The make rewards technique over ingredients. A stiff wheat dough, firmer than roti dough, is kneaded and rested, then rolled into small even rounds, not too thin or they tear, not too thick or they stay dense. Each round is slipped into oil hot enough that it sizzles immediately, then gently pressed under the surface with a slotted spoon so steam trapped inside the dough has nowhere to go but out, ballooning the disc. It is flipped once, fried to a pale gold, and lifted out. Good execution is unmistakable: a full, even puff with a crisp shell and a hollow center, a clean surface with no oil-logging, and a color that stops at gold rather than browning. Sloppy work shows as a flat puri that never inflated because the dough was too soft, the oil too cool, or the rolling uneven; a greasy one that absorbed fat because the oil was below temperature; or a leathery one rolled too thick. A correctly fried puri feels light for its size.
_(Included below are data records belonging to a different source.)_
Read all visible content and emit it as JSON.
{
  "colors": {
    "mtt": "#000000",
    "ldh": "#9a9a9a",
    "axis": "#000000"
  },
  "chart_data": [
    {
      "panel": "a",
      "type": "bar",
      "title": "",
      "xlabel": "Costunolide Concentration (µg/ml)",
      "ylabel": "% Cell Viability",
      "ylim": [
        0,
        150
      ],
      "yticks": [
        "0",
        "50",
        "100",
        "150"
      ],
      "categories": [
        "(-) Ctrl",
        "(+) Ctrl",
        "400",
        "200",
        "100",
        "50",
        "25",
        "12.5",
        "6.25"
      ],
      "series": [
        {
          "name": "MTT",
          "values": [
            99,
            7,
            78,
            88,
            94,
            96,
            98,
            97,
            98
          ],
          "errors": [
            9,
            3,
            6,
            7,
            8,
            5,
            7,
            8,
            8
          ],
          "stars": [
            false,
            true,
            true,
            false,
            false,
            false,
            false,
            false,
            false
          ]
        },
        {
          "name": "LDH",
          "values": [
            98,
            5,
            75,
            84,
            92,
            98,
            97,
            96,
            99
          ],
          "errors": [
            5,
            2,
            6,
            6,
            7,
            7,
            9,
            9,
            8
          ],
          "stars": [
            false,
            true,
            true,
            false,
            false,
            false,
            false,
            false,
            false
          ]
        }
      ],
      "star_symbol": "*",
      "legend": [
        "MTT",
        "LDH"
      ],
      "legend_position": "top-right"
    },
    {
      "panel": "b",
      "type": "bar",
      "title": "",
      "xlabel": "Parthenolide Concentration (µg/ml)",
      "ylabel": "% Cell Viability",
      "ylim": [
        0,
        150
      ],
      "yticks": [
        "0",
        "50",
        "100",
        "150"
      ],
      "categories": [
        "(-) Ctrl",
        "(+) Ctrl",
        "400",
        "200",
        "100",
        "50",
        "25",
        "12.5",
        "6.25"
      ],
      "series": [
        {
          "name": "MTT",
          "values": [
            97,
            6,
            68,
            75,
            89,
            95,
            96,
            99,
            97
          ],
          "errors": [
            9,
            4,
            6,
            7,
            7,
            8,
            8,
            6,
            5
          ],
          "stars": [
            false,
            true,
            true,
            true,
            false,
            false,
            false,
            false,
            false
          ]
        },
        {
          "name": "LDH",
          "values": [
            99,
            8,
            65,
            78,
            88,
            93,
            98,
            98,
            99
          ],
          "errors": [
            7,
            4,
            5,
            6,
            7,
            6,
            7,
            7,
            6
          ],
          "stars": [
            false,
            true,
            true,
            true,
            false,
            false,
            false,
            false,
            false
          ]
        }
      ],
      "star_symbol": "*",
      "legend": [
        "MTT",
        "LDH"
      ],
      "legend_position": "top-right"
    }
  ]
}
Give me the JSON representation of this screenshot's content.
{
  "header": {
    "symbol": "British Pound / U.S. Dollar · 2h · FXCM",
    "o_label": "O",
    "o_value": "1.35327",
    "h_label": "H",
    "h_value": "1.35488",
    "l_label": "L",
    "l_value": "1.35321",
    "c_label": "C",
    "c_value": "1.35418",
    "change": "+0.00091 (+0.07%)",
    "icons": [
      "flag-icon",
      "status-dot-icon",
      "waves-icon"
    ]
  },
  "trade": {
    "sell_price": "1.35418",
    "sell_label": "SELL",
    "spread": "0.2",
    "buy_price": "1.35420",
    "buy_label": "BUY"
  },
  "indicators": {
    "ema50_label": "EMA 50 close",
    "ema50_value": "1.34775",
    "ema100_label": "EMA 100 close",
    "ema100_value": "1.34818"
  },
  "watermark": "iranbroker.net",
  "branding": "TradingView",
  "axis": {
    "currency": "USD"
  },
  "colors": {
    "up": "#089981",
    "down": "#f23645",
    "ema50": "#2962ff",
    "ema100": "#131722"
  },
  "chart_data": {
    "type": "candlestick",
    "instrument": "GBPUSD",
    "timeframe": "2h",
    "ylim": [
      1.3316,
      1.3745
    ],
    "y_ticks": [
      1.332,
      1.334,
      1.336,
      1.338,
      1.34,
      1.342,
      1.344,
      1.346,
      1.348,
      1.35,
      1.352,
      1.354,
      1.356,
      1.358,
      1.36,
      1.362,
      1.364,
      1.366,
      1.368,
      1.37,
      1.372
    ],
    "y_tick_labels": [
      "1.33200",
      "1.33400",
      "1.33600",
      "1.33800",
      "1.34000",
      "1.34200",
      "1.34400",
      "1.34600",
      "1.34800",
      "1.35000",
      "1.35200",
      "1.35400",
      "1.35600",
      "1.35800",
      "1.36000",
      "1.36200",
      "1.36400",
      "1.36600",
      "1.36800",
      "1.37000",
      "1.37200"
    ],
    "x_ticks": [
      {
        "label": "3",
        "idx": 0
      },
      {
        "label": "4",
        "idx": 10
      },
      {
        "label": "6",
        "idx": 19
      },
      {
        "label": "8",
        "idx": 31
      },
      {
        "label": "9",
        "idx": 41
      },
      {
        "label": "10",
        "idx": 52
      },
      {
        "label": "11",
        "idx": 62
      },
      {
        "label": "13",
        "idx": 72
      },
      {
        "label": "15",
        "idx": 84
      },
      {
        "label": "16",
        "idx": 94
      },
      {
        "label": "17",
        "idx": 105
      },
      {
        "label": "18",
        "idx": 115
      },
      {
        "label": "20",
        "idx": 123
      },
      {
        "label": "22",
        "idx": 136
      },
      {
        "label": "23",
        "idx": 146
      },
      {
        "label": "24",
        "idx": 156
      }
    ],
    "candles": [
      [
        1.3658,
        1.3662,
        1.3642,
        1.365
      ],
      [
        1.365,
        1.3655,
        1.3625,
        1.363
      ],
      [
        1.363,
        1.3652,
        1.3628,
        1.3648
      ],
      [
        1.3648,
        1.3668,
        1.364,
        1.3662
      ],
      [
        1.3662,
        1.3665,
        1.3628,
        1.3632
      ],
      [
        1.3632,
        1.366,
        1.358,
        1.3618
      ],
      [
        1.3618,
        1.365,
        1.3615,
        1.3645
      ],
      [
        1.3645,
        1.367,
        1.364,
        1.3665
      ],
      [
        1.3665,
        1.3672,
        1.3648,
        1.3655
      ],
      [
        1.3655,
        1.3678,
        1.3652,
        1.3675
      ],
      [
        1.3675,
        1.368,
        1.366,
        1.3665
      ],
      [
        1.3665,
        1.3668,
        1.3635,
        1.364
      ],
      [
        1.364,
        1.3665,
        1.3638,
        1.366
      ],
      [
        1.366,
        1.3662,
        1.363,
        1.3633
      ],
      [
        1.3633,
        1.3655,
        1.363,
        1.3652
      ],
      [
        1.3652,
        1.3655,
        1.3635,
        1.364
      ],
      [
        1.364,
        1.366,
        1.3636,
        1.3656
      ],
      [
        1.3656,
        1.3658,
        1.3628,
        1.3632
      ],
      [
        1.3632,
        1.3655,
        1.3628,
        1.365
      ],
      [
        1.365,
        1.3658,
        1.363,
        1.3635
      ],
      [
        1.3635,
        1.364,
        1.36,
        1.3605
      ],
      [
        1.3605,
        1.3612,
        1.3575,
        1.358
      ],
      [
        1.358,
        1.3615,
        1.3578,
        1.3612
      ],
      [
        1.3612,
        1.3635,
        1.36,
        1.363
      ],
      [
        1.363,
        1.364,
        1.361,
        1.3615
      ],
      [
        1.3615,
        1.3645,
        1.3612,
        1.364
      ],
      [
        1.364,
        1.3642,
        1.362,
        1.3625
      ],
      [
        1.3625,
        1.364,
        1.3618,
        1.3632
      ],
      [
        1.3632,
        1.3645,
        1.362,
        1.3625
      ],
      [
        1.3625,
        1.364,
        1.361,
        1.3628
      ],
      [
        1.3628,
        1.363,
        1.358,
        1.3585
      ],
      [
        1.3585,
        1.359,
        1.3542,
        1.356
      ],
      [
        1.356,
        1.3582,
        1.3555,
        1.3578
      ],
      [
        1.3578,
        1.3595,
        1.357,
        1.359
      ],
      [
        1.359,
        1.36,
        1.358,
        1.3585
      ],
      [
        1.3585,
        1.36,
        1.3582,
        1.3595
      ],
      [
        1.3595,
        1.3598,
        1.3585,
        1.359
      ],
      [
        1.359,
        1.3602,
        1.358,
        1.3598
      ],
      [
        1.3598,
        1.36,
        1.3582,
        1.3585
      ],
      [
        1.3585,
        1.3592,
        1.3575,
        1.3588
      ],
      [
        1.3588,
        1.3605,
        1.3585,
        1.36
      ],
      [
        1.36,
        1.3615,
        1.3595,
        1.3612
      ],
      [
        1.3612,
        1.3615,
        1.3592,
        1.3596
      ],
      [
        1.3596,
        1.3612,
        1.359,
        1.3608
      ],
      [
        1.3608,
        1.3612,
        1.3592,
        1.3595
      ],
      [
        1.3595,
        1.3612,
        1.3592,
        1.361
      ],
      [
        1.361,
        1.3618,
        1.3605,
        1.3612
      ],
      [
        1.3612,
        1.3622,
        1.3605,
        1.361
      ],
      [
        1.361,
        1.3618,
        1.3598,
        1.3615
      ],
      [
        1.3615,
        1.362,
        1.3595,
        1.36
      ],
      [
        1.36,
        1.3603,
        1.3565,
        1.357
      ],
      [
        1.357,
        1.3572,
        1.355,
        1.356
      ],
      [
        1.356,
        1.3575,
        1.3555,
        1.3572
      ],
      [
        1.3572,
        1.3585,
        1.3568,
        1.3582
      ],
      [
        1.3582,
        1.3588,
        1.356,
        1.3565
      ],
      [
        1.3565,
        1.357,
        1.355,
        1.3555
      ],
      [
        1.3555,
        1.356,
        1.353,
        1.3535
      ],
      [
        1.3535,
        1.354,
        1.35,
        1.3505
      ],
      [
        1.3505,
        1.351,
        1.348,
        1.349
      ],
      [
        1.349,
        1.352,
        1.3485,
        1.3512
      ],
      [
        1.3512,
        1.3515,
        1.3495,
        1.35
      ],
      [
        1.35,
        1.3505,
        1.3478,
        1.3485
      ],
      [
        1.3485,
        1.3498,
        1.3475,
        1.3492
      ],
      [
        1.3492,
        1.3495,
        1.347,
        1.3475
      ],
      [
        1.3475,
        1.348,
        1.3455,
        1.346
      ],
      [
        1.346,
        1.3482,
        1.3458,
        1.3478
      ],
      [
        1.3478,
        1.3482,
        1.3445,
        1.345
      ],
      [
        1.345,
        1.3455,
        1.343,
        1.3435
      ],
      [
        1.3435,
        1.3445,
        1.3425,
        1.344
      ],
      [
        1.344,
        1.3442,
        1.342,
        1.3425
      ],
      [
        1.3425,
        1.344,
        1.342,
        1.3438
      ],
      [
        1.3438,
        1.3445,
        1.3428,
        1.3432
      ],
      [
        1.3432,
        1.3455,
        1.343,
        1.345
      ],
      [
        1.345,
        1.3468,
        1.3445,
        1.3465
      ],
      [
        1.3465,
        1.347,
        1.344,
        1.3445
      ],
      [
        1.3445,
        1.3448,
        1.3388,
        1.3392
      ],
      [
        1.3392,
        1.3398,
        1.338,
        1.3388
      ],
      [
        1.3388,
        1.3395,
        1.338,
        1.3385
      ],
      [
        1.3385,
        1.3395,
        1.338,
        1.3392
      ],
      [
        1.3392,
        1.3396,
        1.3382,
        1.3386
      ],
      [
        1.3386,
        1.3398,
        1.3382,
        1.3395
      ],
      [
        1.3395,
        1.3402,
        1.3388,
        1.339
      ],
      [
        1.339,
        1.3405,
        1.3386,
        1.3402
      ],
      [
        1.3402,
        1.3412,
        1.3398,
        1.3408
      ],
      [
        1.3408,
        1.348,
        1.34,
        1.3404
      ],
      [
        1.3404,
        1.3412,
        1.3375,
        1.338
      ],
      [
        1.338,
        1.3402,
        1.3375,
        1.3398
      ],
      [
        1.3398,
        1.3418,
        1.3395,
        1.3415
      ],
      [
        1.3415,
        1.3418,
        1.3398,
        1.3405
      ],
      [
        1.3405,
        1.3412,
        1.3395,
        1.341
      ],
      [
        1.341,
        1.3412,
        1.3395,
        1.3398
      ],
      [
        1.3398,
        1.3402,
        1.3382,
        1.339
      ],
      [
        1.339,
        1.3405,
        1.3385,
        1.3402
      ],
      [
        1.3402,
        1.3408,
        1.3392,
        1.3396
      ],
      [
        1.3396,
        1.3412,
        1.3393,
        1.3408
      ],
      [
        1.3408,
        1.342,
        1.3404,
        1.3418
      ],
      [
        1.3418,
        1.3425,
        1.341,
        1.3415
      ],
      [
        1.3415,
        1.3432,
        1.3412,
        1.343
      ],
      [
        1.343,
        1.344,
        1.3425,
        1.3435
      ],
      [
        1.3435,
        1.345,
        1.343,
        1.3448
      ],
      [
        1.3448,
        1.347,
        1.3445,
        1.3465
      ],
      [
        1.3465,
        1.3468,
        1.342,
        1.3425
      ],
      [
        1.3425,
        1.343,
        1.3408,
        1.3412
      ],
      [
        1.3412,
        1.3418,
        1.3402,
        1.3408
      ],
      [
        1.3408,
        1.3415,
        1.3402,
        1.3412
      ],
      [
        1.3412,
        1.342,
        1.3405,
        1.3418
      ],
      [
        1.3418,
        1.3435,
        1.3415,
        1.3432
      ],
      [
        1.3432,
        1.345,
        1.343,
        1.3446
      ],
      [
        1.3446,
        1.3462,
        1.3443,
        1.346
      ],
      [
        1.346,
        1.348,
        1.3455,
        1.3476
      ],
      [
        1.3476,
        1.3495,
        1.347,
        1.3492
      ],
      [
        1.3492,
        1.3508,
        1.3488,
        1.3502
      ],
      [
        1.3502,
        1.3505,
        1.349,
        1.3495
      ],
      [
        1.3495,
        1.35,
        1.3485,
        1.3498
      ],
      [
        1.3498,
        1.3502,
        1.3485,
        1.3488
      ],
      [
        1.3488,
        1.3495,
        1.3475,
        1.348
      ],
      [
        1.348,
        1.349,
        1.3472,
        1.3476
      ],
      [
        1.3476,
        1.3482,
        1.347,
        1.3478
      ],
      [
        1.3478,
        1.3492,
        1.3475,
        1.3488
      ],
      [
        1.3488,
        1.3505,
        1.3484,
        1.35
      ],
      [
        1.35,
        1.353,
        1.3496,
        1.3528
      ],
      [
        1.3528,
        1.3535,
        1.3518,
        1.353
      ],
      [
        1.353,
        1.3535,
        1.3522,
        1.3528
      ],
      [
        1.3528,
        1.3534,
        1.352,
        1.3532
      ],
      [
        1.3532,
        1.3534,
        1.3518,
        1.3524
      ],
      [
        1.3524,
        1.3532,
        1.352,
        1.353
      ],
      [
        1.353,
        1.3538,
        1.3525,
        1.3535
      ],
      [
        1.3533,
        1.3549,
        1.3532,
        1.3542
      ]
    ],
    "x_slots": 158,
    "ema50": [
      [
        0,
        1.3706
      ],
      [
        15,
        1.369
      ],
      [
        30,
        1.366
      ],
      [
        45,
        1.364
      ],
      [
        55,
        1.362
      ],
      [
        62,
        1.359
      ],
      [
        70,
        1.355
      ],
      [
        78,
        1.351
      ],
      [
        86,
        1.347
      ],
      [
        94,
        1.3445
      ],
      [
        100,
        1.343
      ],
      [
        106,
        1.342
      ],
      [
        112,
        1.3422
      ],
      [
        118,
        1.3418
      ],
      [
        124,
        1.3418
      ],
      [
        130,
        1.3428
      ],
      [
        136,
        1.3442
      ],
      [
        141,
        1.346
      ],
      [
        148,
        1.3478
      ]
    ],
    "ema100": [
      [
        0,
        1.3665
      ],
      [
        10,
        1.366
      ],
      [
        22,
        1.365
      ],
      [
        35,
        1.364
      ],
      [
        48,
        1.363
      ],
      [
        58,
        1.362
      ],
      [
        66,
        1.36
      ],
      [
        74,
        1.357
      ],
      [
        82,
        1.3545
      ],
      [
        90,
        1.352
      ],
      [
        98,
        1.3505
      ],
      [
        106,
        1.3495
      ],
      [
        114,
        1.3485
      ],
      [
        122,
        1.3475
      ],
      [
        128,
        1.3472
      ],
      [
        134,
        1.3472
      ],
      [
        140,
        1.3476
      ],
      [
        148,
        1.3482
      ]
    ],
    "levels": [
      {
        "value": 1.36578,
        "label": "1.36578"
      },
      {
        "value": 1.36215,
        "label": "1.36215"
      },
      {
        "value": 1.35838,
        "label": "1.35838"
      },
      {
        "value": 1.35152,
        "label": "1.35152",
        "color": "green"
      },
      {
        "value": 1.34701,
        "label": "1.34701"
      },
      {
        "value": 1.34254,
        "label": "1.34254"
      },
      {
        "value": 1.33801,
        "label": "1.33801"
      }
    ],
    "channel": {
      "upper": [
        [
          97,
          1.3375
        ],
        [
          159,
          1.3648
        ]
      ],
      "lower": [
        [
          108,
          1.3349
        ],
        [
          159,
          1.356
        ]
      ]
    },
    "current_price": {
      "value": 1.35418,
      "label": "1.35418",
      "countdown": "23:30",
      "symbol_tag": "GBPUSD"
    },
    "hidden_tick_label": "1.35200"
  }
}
What it is eaten with is what moves it around the country and the meal. With a spiced potato sabzi it is a savory breakfast or lunch; with semolina halwa it turns into a sweet festive plate; smaller, crisper versions are the shell for street snacks built around tamarind water and fillings. The dough sometimes shifts too, with semolina worked in for extra crispness or other flours for regional variants. Each of those pairings, the potato breakfast especially, is a dish with its own logic and deserves its own article rather than being crowded in here. On its own terms, puri is a study in a single trick done well: dough, hot oil, and a clean full puff.